Good Things Happen To Good Conversationalists
1) They focus better in school.Having basic social-communication skills allows kids to follow along when teachers point to the blackboard and stay on topic during lessons—right from the start of school.
2) They can advocate for themselves.Being able to “read” others and know how to talk to them gives kids the power to stand up for themselves. Not only can they better ask for help, but they can challenge a teacher’s mistake, navigate friend drama, and even fend off bullies. With more power, they feel less frustration and show fewer behavior problems.
3) They’re better liked.Kids like other kids who know how to say “Hi” and talk about stuff. You have more friends when you’re able to sort out differences, share, and empathize—and not hog the conversation or blurt out random things at inappropriate times. And you can bet that teachers, coaches, and future employers prefer such kids too.
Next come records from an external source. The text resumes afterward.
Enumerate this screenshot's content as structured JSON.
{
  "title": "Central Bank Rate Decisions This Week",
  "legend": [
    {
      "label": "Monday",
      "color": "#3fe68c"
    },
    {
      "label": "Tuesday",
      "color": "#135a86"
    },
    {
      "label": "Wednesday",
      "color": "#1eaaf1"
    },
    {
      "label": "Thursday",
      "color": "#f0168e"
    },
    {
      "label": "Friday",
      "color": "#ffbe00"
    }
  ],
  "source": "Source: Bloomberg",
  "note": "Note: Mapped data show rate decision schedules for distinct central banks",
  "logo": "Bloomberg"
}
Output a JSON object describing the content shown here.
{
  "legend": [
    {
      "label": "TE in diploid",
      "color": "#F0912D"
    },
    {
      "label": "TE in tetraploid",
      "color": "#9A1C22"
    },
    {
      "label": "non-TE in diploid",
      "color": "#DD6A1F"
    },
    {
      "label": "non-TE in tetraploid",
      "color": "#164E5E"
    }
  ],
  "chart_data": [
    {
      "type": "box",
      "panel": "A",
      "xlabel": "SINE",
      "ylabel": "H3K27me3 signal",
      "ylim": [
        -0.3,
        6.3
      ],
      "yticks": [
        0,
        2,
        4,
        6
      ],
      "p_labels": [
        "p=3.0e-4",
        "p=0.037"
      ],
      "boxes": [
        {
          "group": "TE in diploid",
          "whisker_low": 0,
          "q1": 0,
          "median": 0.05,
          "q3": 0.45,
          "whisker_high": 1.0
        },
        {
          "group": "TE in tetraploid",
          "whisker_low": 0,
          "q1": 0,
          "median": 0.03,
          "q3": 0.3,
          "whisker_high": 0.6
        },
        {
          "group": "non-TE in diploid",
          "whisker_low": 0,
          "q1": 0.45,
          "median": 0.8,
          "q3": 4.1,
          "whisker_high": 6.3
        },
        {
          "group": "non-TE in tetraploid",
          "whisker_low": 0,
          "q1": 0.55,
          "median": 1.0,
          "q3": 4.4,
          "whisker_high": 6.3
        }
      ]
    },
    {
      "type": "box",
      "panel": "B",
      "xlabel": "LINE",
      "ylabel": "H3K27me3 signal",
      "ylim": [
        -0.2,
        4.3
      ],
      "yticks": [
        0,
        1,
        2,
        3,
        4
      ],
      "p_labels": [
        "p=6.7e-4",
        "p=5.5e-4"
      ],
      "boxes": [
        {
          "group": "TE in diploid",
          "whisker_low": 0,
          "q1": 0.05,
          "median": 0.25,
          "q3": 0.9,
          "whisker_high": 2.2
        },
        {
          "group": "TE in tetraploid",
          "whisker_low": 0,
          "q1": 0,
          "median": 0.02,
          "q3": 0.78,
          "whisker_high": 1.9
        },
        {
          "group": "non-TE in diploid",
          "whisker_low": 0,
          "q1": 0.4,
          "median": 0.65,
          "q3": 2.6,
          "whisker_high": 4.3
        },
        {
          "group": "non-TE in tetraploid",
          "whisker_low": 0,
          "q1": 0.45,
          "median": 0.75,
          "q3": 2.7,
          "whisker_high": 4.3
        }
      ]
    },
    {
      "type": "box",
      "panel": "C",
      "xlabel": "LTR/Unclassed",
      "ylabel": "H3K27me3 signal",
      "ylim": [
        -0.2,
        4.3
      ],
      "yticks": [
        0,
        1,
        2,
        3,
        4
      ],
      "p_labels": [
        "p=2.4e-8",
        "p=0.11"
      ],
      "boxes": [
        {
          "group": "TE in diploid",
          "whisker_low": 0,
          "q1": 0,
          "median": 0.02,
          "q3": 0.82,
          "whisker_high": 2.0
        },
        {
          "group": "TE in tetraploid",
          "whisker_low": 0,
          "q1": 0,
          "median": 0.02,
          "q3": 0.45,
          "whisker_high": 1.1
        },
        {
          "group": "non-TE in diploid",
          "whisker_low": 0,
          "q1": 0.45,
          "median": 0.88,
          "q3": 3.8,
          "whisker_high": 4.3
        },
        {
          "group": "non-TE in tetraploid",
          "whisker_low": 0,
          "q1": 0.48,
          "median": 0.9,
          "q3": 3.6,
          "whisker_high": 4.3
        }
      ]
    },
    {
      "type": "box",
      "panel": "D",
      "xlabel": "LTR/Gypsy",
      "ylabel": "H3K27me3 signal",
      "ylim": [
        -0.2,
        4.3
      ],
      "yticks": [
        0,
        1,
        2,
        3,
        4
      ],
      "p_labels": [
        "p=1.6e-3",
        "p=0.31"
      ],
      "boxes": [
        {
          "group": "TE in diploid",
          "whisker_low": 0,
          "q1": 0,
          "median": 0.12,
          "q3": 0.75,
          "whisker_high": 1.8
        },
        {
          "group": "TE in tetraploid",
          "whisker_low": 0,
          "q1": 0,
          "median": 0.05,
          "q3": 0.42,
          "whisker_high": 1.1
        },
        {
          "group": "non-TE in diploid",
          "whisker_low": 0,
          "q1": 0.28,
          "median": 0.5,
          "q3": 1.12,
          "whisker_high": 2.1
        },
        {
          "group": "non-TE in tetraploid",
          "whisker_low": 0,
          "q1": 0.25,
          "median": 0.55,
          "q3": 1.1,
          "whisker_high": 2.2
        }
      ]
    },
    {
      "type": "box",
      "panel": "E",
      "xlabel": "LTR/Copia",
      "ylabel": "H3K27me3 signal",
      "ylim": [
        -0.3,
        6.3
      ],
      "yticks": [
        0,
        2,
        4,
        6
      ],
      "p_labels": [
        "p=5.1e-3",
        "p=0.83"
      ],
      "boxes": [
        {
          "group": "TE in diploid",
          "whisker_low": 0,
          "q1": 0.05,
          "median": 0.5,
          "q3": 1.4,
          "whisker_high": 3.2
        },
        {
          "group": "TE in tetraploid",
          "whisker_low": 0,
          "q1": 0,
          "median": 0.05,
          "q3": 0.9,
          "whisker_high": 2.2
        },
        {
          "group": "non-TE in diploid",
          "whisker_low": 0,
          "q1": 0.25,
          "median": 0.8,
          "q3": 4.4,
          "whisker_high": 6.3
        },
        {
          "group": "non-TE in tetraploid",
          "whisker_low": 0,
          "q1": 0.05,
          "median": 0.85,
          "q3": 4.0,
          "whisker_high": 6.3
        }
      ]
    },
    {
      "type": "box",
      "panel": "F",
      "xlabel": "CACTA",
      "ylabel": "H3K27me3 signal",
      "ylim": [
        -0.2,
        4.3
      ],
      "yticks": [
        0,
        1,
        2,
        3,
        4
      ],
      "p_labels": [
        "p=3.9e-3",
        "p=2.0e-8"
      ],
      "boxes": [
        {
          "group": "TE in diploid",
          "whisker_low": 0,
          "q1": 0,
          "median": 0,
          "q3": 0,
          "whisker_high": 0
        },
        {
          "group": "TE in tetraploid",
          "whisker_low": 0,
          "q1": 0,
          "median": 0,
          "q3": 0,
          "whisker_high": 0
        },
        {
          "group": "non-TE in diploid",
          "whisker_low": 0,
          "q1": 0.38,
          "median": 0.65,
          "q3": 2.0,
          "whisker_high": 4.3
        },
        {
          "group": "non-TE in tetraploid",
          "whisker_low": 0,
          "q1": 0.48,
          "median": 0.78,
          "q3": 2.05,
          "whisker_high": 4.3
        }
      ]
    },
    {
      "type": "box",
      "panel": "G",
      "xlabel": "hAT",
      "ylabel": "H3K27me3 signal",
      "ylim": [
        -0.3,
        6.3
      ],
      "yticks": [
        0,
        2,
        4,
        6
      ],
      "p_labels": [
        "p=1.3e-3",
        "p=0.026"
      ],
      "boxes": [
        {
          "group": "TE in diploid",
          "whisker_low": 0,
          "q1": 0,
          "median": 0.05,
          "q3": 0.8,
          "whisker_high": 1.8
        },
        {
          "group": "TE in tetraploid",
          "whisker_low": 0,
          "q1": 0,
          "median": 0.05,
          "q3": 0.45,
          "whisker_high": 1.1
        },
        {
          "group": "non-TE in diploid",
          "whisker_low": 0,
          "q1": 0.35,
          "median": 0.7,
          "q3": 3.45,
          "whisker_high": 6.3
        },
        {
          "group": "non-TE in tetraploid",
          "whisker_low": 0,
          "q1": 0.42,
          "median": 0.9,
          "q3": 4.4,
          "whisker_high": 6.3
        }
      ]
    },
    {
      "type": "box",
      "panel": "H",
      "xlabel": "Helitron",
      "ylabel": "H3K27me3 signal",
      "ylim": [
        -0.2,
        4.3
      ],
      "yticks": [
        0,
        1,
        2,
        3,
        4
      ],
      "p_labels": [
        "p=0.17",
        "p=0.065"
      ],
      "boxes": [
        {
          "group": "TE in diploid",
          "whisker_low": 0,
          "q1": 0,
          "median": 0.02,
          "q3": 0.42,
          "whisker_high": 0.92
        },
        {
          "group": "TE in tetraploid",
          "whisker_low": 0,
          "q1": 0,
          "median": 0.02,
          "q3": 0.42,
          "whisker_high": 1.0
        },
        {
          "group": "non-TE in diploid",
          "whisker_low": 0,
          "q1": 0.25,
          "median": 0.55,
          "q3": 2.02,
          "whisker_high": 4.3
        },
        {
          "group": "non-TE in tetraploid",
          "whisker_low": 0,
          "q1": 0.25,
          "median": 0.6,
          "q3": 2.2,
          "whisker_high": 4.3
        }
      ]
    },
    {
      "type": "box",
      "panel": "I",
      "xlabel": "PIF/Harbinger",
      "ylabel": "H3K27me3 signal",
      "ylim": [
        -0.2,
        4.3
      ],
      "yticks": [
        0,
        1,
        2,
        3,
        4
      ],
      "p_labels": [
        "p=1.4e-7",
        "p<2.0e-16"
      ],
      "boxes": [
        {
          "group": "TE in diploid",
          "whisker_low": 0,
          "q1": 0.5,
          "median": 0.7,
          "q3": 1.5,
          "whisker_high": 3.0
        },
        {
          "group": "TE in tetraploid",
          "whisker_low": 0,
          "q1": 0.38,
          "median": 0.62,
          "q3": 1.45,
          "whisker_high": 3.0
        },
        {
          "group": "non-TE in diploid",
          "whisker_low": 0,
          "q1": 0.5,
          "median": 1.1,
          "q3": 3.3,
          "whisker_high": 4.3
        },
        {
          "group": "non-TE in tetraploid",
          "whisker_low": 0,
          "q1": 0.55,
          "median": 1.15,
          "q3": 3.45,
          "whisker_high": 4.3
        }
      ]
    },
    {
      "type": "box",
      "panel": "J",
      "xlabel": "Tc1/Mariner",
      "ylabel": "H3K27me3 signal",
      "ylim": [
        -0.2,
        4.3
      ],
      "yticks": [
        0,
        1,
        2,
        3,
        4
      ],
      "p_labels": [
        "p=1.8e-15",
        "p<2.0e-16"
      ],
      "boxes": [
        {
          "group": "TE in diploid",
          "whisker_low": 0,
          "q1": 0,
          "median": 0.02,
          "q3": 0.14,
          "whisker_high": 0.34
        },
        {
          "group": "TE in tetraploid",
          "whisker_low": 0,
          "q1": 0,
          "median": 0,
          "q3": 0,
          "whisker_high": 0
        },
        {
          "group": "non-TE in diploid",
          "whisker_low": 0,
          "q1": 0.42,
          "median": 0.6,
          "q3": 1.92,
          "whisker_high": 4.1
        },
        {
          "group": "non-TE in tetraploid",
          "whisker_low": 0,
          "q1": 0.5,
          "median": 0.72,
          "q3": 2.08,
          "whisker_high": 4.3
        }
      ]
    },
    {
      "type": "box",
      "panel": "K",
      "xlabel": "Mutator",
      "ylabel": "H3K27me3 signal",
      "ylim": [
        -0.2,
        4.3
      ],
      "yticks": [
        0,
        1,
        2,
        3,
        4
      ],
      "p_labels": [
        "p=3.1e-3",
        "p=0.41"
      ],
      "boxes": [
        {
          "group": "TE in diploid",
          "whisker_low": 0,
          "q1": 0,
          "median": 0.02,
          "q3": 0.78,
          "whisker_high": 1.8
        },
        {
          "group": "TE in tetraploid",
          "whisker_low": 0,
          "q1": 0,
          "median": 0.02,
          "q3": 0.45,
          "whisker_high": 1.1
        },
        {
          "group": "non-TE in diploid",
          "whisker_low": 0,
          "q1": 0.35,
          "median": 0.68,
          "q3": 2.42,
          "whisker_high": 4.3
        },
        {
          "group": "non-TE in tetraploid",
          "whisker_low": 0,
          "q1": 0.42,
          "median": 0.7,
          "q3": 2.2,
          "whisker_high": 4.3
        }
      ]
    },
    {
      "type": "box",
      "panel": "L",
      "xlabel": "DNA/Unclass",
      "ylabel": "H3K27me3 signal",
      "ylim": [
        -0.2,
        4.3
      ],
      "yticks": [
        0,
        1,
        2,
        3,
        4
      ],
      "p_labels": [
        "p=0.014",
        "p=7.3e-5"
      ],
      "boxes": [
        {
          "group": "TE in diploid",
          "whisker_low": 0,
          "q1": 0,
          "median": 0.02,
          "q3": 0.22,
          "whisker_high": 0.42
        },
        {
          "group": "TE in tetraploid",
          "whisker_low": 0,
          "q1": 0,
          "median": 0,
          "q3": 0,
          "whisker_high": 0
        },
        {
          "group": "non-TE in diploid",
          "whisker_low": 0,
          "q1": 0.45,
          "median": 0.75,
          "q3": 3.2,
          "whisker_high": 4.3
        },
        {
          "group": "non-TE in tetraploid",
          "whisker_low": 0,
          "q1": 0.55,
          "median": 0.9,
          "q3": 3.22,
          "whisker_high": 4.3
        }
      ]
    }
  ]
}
|Taking turns with confidence|
How To Take Turns
- You talk, I listen. I talk, you listen. Conversation is like tennis, volleying back and forth.
- Conversational turn-taking starts with games like peekaboo and waving bye-bye. You cue the child to join in and have a back-and-forth interaction, following the child’s lead.
- Normal, relaxed, give-and-take conversation is all it takes.
- Asking questions is a good tactic because it gives turn-taking a nudge. Sprinkle “ask words” into your kid talk: what, when, where, how. Learning how to ask questions is like building a bridge.